Alle Kandidatinnen und Kandidaten für den Zürcher Regierungsrat stehen Anliegen der Homosexuellen grundsätzlich aufgeschlossen gegenüber. Es gibt jedoch Unterschiede, wie eine Umfrage der Homosexuellen Arbeitsgruppe Zürich (HAZ) zeigt. Als Einziger füllte Ernst Stocker den Fragebogen nicht aus.

Schwule Männer geben sich die Hand. Bild in Lightbox öffnen.

Bildlegende: Auch Homosexuelle sollen heiraten dürfen - das finden alle Regierungsräte und Regierungsrats-Kandidaten. Keystone

«Sollen homosexuelle Paare Kinder adoptieren dürfen?» Oder: «Soll Homosexualität ein Thema in der Schule sein?». Solche und ähnliche Fragen stellte die HAZ allen elf Kandidatinnen und Kandidaten für die Zürcher Regierungsratswahlen.

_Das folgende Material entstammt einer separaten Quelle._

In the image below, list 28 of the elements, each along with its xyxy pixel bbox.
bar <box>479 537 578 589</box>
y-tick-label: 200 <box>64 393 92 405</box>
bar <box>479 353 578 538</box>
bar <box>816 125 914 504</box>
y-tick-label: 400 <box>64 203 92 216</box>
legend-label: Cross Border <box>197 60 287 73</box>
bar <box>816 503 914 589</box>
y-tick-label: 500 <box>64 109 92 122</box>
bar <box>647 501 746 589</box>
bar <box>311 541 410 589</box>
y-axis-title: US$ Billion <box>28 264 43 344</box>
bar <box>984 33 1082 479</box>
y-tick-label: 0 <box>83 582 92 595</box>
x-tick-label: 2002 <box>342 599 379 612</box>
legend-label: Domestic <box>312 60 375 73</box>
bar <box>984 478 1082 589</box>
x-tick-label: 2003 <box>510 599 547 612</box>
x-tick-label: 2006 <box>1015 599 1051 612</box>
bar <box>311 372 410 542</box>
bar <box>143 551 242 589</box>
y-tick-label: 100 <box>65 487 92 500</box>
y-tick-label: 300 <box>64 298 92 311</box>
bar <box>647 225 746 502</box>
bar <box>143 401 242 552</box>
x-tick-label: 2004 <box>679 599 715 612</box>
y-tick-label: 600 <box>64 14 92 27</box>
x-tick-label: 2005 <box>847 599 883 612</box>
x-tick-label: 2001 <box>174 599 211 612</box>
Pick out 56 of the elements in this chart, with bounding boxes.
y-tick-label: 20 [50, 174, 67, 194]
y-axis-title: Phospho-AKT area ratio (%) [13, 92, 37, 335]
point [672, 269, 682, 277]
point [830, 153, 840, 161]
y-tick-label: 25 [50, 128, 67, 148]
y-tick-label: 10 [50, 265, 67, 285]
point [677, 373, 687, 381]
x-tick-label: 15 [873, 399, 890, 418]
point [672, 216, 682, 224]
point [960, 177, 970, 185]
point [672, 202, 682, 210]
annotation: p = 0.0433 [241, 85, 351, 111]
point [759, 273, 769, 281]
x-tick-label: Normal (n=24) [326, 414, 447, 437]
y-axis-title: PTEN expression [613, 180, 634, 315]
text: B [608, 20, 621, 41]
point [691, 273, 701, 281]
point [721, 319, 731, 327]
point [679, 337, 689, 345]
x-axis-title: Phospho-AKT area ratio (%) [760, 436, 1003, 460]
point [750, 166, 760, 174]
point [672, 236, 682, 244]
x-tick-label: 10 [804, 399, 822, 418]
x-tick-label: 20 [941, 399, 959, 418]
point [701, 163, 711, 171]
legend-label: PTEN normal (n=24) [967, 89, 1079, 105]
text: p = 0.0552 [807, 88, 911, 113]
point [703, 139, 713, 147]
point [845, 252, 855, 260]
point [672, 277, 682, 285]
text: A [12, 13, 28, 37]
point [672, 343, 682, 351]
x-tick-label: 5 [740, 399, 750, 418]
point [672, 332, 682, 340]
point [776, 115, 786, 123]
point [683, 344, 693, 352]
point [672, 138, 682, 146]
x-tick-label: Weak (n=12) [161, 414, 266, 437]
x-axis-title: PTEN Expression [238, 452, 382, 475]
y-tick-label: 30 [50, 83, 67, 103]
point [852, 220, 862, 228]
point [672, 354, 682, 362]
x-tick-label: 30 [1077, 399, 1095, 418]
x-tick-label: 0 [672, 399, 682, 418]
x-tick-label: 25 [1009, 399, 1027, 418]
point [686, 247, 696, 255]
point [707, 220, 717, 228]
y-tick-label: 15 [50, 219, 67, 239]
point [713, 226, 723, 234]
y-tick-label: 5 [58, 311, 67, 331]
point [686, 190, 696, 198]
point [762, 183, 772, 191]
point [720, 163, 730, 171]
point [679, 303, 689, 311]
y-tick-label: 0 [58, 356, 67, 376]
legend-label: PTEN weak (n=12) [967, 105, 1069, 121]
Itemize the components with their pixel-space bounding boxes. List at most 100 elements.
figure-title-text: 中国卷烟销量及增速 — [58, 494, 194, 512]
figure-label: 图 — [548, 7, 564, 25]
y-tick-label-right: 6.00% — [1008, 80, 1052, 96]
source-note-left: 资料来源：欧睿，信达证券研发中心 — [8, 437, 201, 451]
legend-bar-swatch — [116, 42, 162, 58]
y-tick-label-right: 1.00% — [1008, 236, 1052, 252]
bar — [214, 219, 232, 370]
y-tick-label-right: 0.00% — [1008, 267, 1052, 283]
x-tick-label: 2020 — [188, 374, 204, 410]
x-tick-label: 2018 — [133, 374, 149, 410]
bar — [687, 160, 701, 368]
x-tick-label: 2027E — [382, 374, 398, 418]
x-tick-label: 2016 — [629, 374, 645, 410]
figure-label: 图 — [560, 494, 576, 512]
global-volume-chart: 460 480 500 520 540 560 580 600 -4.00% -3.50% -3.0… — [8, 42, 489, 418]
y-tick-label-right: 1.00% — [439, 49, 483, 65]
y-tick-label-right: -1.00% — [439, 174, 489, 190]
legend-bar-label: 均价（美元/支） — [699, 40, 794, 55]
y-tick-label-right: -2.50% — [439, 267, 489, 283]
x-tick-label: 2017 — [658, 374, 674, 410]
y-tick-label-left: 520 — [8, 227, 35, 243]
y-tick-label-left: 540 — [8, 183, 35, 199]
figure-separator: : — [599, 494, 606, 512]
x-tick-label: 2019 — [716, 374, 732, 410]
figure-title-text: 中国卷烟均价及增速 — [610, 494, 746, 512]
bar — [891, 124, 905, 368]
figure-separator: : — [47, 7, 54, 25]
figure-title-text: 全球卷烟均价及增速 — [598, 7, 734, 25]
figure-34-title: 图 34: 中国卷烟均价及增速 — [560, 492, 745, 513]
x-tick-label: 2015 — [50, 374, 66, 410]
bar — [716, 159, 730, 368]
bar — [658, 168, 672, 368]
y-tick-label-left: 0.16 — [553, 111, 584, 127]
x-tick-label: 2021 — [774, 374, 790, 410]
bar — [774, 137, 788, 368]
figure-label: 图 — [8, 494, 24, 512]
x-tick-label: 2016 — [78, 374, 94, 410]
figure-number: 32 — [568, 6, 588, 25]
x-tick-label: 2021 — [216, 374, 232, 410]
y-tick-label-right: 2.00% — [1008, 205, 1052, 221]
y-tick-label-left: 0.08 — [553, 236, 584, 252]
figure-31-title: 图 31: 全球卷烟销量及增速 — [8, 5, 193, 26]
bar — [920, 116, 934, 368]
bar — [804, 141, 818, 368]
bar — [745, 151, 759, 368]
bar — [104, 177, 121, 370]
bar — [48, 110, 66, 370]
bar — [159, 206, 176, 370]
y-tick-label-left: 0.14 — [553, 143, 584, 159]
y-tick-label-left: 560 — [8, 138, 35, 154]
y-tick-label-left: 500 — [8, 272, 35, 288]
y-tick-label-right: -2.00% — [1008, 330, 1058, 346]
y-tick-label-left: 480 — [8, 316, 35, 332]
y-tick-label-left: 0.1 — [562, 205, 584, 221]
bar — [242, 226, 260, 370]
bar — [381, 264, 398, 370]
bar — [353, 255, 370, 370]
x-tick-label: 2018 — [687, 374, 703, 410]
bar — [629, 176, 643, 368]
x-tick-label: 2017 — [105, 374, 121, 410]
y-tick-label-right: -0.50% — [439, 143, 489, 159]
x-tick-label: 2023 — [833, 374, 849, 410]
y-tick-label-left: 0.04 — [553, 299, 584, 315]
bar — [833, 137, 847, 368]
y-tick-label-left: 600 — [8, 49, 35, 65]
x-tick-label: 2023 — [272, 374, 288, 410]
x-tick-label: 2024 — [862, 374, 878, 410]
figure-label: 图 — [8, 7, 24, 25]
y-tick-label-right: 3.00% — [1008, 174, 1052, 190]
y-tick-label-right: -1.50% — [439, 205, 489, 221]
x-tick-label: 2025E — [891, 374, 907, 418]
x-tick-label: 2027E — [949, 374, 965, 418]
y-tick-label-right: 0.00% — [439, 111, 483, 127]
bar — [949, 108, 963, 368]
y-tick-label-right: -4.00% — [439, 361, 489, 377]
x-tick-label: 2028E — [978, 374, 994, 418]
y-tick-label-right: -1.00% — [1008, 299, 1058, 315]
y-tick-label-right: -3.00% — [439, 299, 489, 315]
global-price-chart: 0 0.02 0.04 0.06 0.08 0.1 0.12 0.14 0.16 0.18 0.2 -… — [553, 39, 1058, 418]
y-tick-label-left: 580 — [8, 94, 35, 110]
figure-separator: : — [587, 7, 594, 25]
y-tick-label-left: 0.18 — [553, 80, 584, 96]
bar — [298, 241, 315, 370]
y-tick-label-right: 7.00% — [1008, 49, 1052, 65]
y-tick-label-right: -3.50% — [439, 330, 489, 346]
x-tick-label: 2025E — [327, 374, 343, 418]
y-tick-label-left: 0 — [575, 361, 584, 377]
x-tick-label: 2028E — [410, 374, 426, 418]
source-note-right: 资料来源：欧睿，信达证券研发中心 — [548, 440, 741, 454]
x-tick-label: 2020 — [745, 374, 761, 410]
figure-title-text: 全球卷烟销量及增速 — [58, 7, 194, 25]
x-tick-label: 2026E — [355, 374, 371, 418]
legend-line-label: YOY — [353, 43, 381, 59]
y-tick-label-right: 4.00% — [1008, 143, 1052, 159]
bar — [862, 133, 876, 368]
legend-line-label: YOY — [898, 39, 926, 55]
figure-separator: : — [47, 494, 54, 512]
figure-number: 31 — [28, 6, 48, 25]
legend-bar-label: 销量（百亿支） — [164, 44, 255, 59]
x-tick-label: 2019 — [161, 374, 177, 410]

«Ich bin positiv überrascht», fasst Patrick Hadi Huber, Präsident der HAZ, die Resultate der Umfrage zusammen. Tatsächlich zeigten sich alle Kandidaten aufgeschlossen gegenüber den Anliegen der Schwulen und Lesben. So sprachen sich alle für die Öffnung der Ehe für gleichgeschlechtliche Paare aus.

Stocker passte als Einziger

Einzig SVP-Regierungsrat Ernst Stocker beantwortete die Fragen nicht. Auch er liess jedoch verlauten, dass er Homosexuelle «voll und ganz» akzeptiere und respektiere. Gewisse Anliegen würden ihm jedoch zu weit gehen.

Einfluss auf Wahlausgang

Politologe Michael Hermann geht davon aus, dass dieses «Smartvote» für Homosexuelle bei den Betroffenen viel Beachtung findet. «Diese Leute wählen über Parteigrenzen hinaus Kandidaten und Kandidatinnen, die für ihre Anliegen einstehen». Deshalb - so Hermann - könne eine solche Umfrage durchaus Einfluss auf den Wahlausgang haben.